The Brisbane Broncos have been cleared by Queensland Police after authorities concluded their investigation into a pub lunch players had on the weekend.
The Broncos made headlines again this week for their most recent controversy, a visit by a number of players to Everton Park Hotel.
The club acknowledged that players ate at the suburban pub but argued that there was no wrongdoing under “more-relaxed Project Apollo Queensland restrictions”. However reports emerged alleging pokies were also used in the potential breach of COVID-19 guidelines set out by the Queensland government and by the NRL.
Police investigating Broncos breach
On Thursday, Queensland police found that there was no breach of health directions.
“The National Rugby League (NRL) notes Queensland Police have today confirmed that Brisbane Broncos players have not breached the government’s public health directions after attending a Brisbane Hotel on August 1,” the NRL confirmed in a statement.
“Apollo Protocol experts have determined that players who attended the venue will not be required to enter a “COVID Hold” and can continue to train and play while the NRL investigation continues.
“As a matter of high caution, all players who attended the venue will undergo a COVID-19 test.”
While it is some rare good news for the Broncos in what has been a nightmare season filled with COVID-19 bubble breaches, off-field scandals, uncertainty over the future of coach Anthony Seibold at the club and persistent poor form seeing them languishing at the bottom of the NRL ladder, the league could still come down on them with a punishment of their own.
The NRL are yet to conclude their investigation into the incident and if they find that there was a breach in their biosecurity agreement with Queensland Health, further sanctions could still follow.
“The NRL Integrity Unit is continuing to investigate the actions of players at the Hotel and has been collecting and examining all available evidence,” the league’s statement continued.
Acting NRL Chief Executive Andrew Abdo said Queensland authorities were working together to assist the Integrity Unit’s probe.

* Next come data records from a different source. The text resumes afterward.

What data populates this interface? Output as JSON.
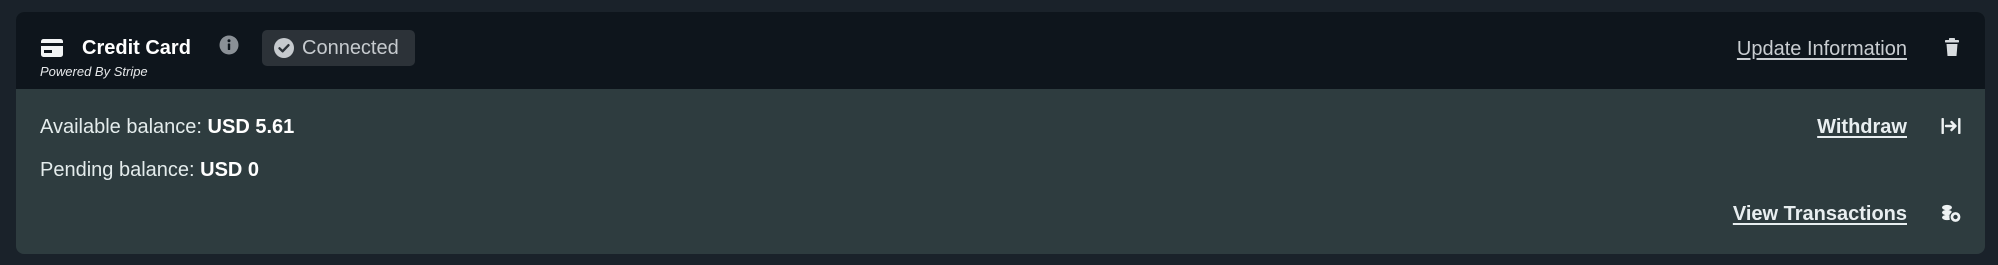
{
  "payment_method": {
    "title": "Credit Card",
    "subtitle": "Powered By Stripe",
    "card_icon": "credit-card-icon",
    "info_icon": "info-icon",
    "status": {
      "icon": "check-circle-icon",
      "label": "Connected"
    },
    "update_link": "Update Information",
    "delete_icon": "trash-icon"
  },
  "balances": {
    "available_label": "Available balance:",
    "available_value": "USD 5.61",
    "pending_label": "Pending balance:",
    "pending_value": "USD 0"
  },
  "actions": {
    "withdraw_label": "Withdraw",
    "withdraw_icon": "arrow-to-line-icon",
    "transactions_label": "View Transactions",
    "transactions_icon": "coins-icon"
  },
  "colors": {
    "page_background": "#1a222a",
    "header_background": "#0e151c",
    "body_background": "#2e3c3f",
    "badge_background": "#2c3238",
    "text_primary": "#ffffff",
    "text_muted": "#c6cace"
  }
}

“We are conducting a detailed investigation to ensure we have all available evidence before determining the need for sanctions. It is important we have all the facts and evidence before making a decision,” Abdo said.
“Right from the start of this pandemic we have made it clear if protocols are breached players and officials will face strong sanctions. Our actions in recent days have confirmed that.
“Our biosecurity experts have determined the players will not be required to enter a COVID-19 Hold.”